Fixed income is also split into two different categories: high yield and low yield. High yield fixed income

On the other hand, Felix classifies crypto as a high-risk asset and advocates that investors should only invest an amount they are comfortable with losing.

Unsure of how to design your crypto portfolio? Fret not we have a guide for you: Here Are 3 Sample Crypto Portfolios For Those Who Are Just Starting Out

Is P2E a Ponzi scheme?

Felix agrees that today’s P2E space is closer to a Ponzi scheme than not but even if it is a Ponzi scheme today doesn’t mean that it will be a Ponzi scheme tomorrow.

He added that it is up to the gaming studio to “Unponzify” themselves. It can be done in many ways like creating a new form of payout or redesigning the whole tokenomic.

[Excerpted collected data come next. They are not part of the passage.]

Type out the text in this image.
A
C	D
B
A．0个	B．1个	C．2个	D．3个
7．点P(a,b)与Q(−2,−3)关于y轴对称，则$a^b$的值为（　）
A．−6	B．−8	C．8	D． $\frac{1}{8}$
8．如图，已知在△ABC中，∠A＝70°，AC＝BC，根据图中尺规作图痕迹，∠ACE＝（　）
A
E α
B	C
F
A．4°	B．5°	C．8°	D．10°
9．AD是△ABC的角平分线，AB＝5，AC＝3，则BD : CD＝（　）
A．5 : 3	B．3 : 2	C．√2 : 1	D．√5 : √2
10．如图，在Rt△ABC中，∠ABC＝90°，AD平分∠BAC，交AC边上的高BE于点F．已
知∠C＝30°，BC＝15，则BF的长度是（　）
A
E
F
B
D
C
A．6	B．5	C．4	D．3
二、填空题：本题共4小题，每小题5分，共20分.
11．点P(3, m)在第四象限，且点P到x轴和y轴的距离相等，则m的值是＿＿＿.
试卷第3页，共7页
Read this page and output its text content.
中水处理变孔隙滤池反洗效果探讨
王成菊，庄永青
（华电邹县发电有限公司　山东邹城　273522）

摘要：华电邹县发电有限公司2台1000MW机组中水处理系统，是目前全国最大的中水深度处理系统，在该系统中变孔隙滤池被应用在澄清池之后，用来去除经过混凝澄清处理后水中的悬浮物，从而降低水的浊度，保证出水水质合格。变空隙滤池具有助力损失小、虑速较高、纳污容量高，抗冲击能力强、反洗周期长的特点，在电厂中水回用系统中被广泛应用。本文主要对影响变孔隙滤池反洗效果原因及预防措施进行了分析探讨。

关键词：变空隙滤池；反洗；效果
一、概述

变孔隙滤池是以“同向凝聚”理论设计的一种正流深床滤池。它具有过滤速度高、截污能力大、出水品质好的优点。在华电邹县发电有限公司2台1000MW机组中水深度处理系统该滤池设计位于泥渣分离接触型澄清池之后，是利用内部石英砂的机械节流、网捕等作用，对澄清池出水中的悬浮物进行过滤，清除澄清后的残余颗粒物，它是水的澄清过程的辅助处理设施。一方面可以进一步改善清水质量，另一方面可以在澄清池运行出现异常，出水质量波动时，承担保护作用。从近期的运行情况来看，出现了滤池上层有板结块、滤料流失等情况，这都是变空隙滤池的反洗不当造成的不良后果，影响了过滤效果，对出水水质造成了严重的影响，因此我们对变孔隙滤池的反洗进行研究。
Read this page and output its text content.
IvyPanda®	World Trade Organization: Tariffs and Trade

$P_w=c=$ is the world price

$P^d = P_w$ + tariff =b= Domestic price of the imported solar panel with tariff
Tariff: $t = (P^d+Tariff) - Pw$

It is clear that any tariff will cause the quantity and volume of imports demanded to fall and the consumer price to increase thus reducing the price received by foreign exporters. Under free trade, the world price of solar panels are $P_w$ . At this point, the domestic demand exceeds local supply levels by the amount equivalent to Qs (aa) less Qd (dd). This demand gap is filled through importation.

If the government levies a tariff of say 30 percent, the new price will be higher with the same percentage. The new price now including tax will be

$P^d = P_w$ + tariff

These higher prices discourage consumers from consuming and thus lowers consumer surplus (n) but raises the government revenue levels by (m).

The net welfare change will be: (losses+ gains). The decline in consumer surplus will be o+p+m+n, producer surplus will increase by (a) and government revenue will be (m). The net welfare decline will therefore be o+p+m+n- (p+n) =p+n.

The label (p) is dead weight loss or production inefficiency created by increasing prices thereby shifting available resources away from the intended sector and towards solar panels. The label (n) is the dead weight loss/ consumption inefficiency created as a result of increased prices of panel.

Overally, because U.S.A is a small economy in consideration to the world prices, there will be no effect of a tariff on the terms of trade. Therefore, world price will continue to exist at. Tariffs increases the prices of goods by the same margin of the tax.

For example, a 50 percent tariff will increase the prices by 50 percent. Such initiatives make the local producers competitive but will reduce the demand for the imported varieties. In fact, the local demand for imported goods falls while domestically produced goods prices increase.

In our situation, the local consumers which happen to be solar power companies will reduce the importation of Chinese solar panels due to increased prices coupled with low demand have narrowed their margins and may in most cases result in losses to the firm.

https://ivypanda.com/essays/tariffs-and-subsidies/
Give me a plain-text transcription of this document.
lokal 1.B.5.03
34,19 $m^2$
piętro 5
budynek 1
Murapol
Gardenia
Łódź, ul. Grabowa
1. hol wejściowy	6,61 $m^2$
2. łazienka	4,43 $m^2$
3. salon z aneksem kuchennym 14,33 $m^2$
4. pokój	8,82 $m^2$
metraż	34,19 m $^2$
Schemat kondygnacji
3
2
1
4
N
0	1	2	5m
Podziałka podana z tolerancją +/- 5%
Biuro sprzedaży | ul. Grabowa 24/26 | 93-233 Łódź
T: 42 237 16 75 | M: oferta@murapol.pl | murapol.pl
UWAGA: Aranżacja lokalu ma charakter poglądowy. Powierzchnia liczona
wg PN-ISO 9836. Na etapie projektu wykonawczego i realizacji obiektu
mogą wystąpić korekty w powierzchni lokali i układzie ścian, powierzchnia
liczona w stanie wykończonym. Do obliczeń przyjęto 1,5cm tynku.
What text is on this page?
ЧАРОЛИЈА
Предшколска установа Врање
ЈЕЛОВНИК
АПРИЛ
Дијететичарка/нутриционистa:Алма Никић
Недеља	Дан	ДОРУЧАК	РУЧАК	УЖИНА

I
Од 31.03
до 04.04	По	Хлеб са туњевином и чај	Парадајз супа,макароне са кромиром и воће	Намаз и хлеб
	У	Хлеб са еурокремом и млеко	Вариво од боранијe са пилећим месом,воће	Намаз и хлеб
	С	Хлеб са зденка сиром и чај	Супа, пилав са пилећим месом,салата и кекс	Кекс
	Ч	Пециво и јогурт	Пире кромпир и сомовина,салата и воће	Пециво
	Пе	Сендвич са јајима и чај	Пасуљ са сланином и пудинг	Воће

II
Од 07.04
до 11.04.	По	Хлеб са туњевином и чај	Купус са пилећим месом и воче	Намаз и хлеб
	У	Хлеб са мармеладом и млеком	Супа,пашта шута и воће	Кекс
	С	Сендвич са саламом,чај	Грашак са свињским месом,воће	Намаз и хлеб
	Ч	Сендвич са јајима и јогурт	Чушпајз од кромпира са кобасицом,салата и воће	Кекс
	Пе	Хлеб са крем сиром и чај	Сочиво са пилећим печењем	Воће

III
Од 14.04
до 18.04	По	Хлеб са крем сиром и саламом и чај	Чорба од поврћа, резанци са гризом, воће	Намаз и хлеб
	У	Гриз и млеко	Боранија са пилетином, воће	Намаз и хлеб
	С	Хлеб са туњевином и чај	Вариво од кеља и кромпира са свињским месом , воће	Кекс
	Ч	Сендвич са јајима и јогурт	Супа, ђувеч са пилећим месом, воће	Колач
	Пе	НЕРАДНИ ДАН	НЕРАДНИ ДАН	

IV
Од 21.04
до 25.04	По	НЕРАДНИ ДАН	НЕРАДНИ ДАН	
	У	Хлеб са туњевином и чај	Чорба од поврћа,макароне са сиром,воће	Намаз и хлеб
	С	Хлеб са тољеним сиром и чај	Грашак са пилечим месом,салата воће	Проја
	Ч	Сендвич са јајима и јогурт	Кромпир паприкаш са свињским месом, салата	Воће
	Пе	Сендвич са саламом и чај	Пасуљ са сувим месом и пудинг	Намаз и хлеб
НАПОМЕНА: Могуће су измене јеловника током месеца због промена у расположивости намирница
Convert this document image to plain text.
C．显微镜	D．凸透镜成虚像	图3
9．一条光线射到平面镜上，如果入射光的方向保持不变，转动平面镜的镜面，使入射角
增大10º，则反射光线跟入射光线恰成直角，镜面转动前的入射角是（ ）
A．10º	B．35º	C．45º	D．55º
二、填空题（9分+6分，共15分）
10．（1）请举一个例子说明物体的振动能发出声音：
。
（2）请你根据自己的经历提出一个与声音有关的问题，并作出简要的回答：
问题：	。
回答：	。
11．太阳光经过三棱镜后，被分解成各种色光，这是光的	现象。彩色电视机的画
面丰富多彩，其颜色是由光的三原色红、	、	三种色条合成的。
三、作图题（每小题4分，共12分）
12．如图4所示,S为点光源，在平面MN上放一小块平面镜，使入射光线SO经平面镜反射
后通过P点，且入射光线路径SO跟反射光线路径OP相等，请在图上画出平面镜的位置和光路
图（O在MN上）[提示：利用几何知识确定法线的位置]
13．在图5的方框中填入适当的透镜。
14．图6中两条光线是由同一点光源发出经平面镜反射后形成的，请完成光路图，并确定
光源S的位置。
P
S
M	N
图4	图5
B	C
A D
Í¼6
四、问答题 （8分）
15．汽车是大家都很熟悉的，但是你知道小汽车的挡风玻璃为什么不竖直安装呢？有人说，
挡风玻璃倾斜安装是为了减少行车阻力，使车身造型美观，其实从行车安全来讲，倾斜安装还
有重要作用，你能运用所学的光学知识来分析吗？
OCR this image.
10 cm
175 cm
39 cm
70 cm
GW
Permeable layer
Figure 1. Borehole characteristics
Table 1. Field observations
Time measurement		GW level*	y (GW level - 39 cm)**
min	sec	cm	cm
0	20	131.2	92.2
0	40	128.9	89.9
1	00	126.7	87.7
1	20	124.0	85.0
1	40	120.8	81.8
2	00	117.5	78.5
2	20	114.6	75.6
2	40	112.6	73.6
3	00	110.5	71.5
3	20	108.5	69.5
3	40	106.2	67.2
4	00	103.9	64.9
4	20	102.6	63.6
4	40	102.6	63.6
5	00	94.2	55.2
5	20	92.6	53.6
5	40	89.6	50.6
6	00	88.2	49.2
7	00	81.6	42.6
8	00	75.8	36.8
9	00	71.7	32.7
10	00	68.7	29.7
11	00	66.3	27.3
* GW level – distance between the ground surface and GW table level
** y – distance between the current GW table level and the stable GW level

Even if the game is a Ponzi scheme, it doesn’t mean players cannot profit from it. Players have to be stringent when reviewing the game and also limit the exposure to a level they are comfortable losing.

Not sure if the game is a scam?

Also Read: GameFi And Blockchain Games: 3 Ways To Differentiate A Legit Game From A Scam

Darius’s take on Anchor Protocol sustainability

Image Credit: Anchor Protocol

Darius thinks that the high yield of Anchor Protocol is probably not sustainable but it helps to bring in new users into the space.

While Anchor Protocol’s high yield might not be sustainable at this point in time, there is a whole suite of DeFi products with sustainable yield.

An example Darius pointed out is the DOV (decentralized option vault). Option vault generates yield by monetizing the volatility of the underlying asset.

The yield generated by the protocol is more sustainable in nature as it doesn’t rely on token emission to maintain the high APY.

Not sure what is DOV? Check it out here: All You Need To Know About DeFi Options Vaults (DOVs) And How To Get Started

[Editor’s Note: This article does not represent financial advice. Please do your own research before investing.]